Bowler became the top Treasury official in early October and replaced Sir Tom Scholar, who was sacked by Kwarteng on his first day as chancellor a month earlier.
Revealing the difficulties faced by officials in the brief period when Liz Truss was prime minister and Kwarteng was the chancellor, the officials, who temporarily ran the Treasury in the wake of Scholar’s dismissal, laid out the advice they had given ministers at the time.
Beth Russell, now second permanent secretary to the Treasury, said officials knew there were big risks in the “mini” Budget and had warned Kwarteng.
She told MPs that the risks she highlighted included “the fact that the financing requirement was going to be much, much higher as a result of the event; the risk around market expectations; and the potential mismatch between the size of the intervention and what was expected by the markets”.
Asked if she had raised alarm bells, she said: “We did.”
Neither Russell nor Bowler disagreed with Labour MPs on the committee who said it appeared that Kwarteng and Truss had ignored official advice, though they added that these were the MPs’ words and not theirs.

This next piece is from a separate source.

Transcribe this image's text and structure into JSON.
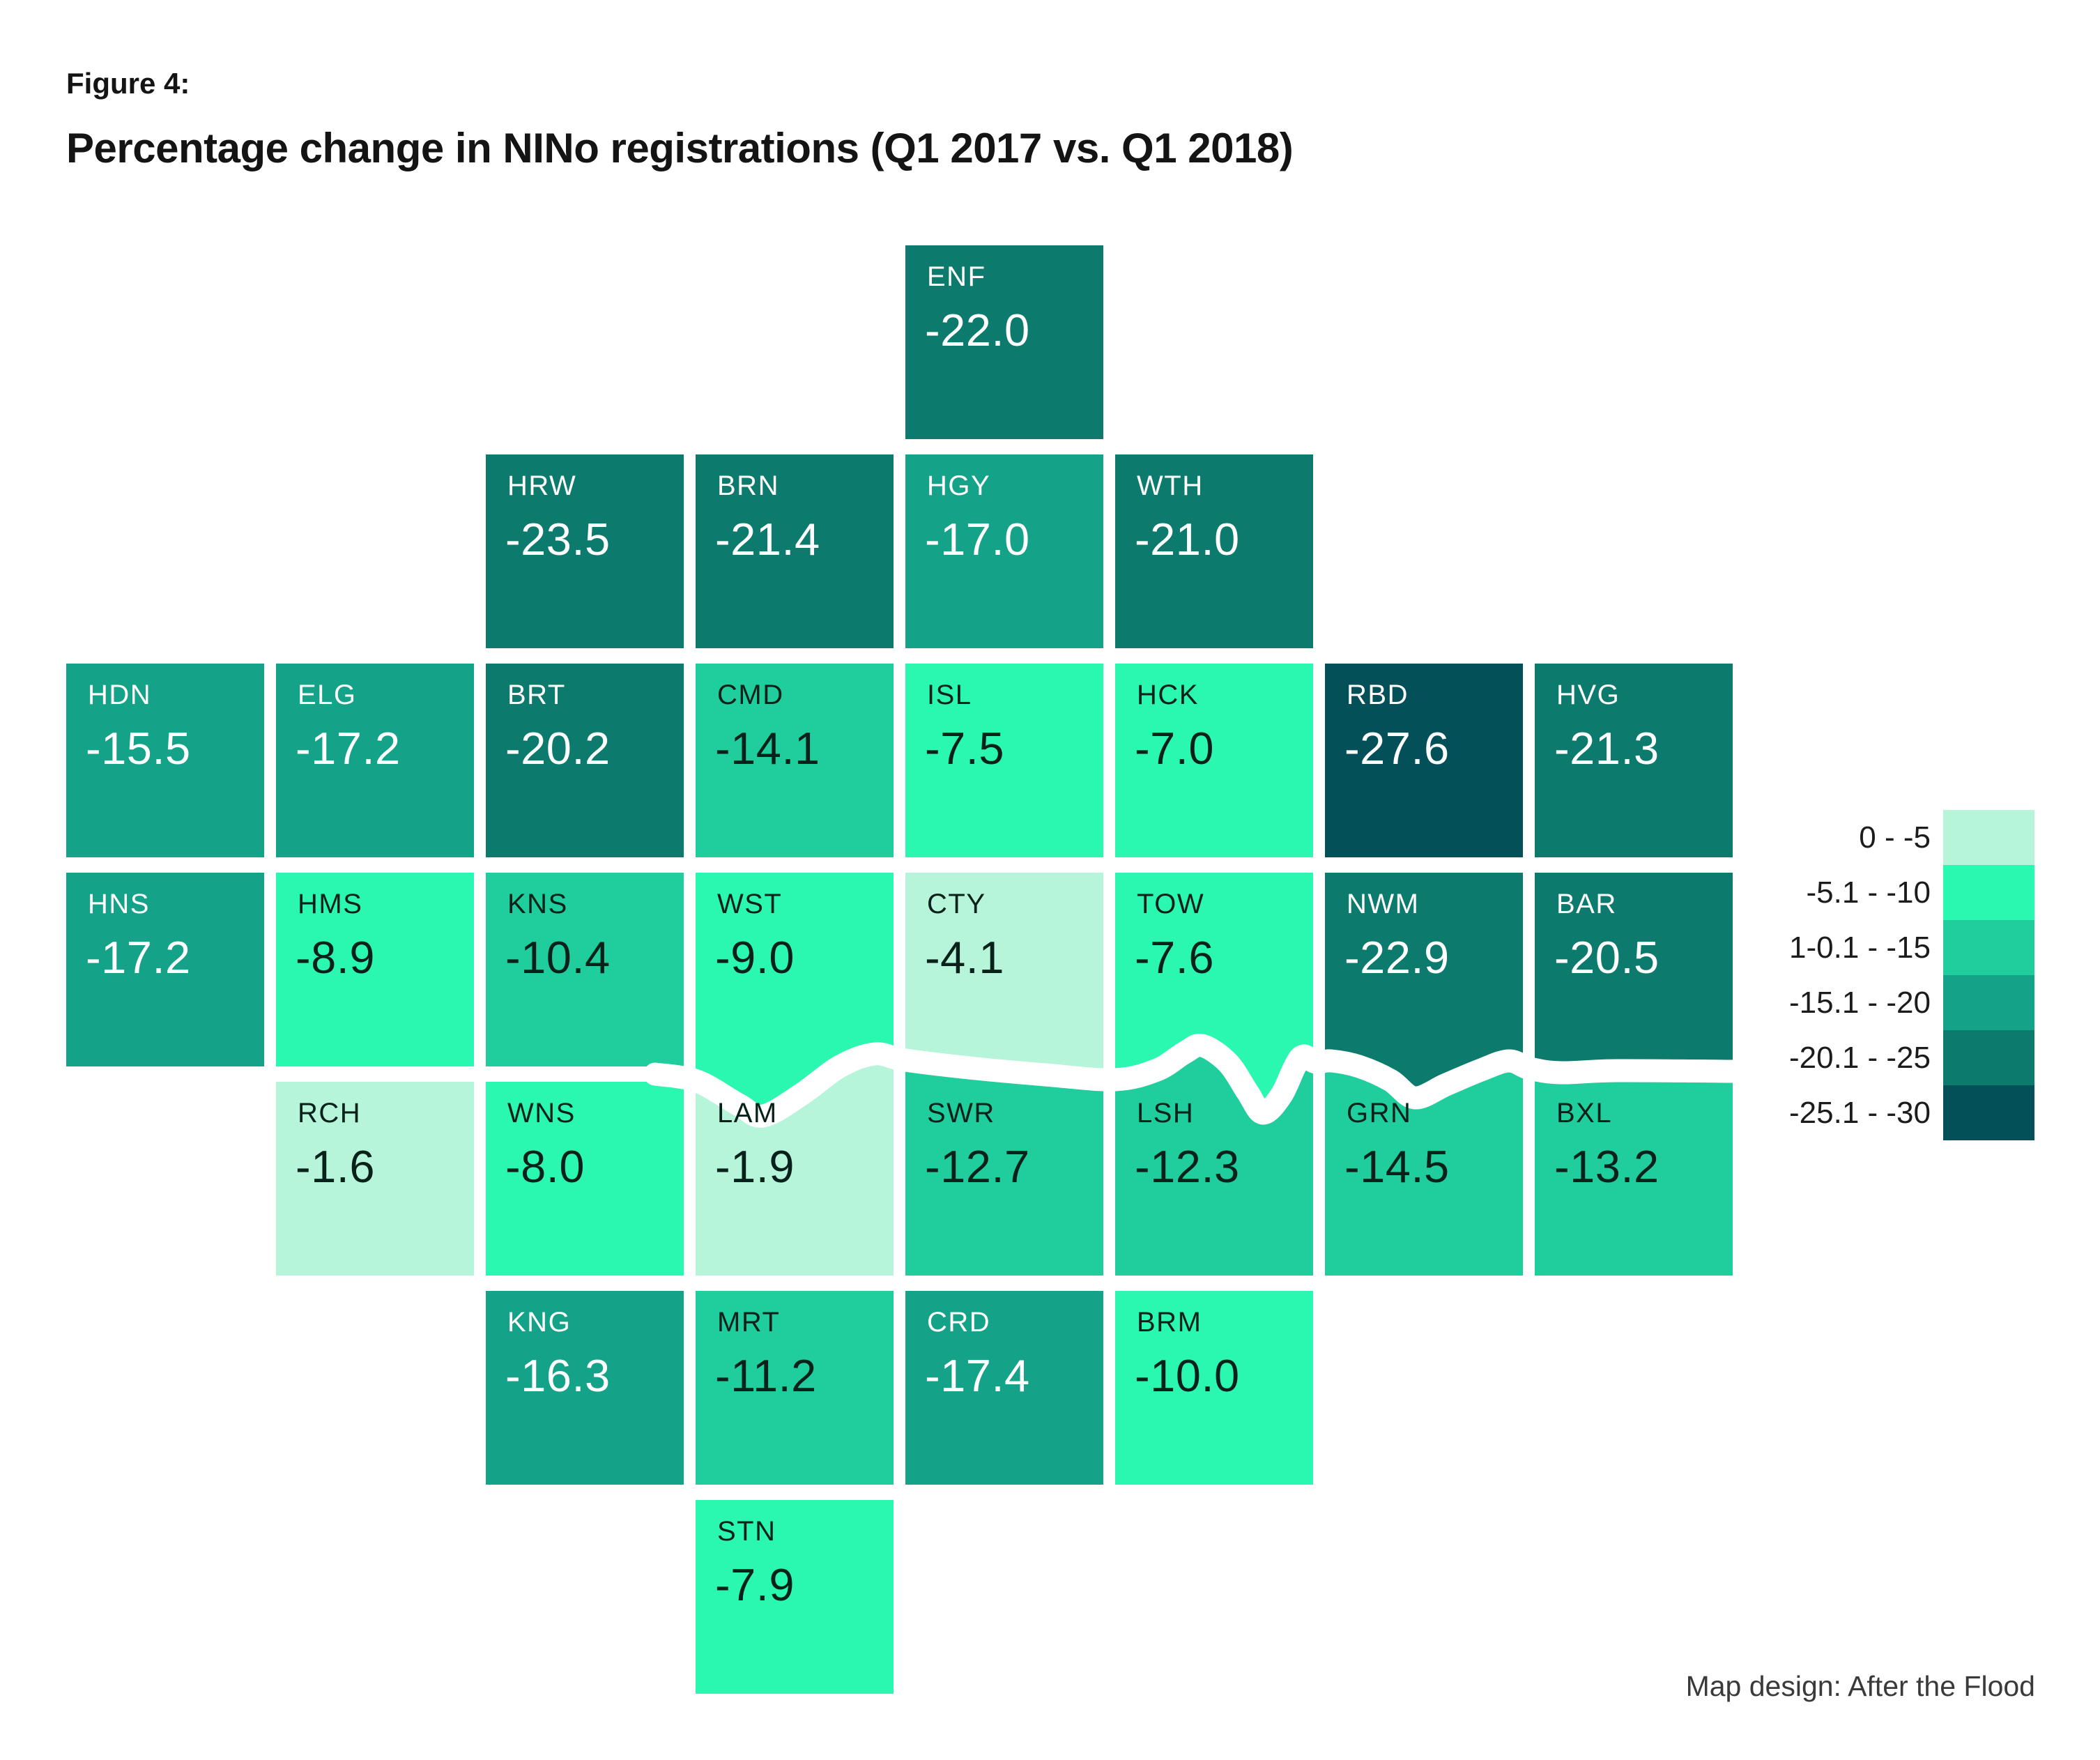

Kwarteng has told the FT that he and others got “carried away” in the preparation of the “mini” Budget.
According to Bowler, one of the consequences of ignoring the Treasury and refusing to combine the fiscal event with an official forecast from the Office for Budget Responsibility, the spending watchdog, was that decisions about the scale of the unfunded tax cuts were taken late. This meant that officials were unable to properly brief the Bank of England, which set interest rates the day before the statement.
Andrew Bailey, governor of the BoE, complained last month that the central bank’s interest rate setting committee did not know of the scale of the chancellor’s measures when it was taking decisions ahead of the September meeting.
The Treasury officials also revealed that they were not informed in advance that the IMF would warn publicly about the “mini” Budget in late September. The IMF action was “a bit unusual” according to Russell, who added that and “we didn’t have sight of the statement that they released in advance”.
Another consequence of the 44 days that Truss was prime minister was a problem with morale in the Treasury, said Bowler, who was appointed to lead the ministry in early October in a bid to show that economic orthodoxy was back in charge.
In reference to comments by Truss in the summer that the Treasury was engaged in “abacus economics” that had undermined UK economic growth for over 20 years, he said: “It has been a tough year,” adding that there had been “some negative commentary on Treasury civil servants and none of that has been helpful”.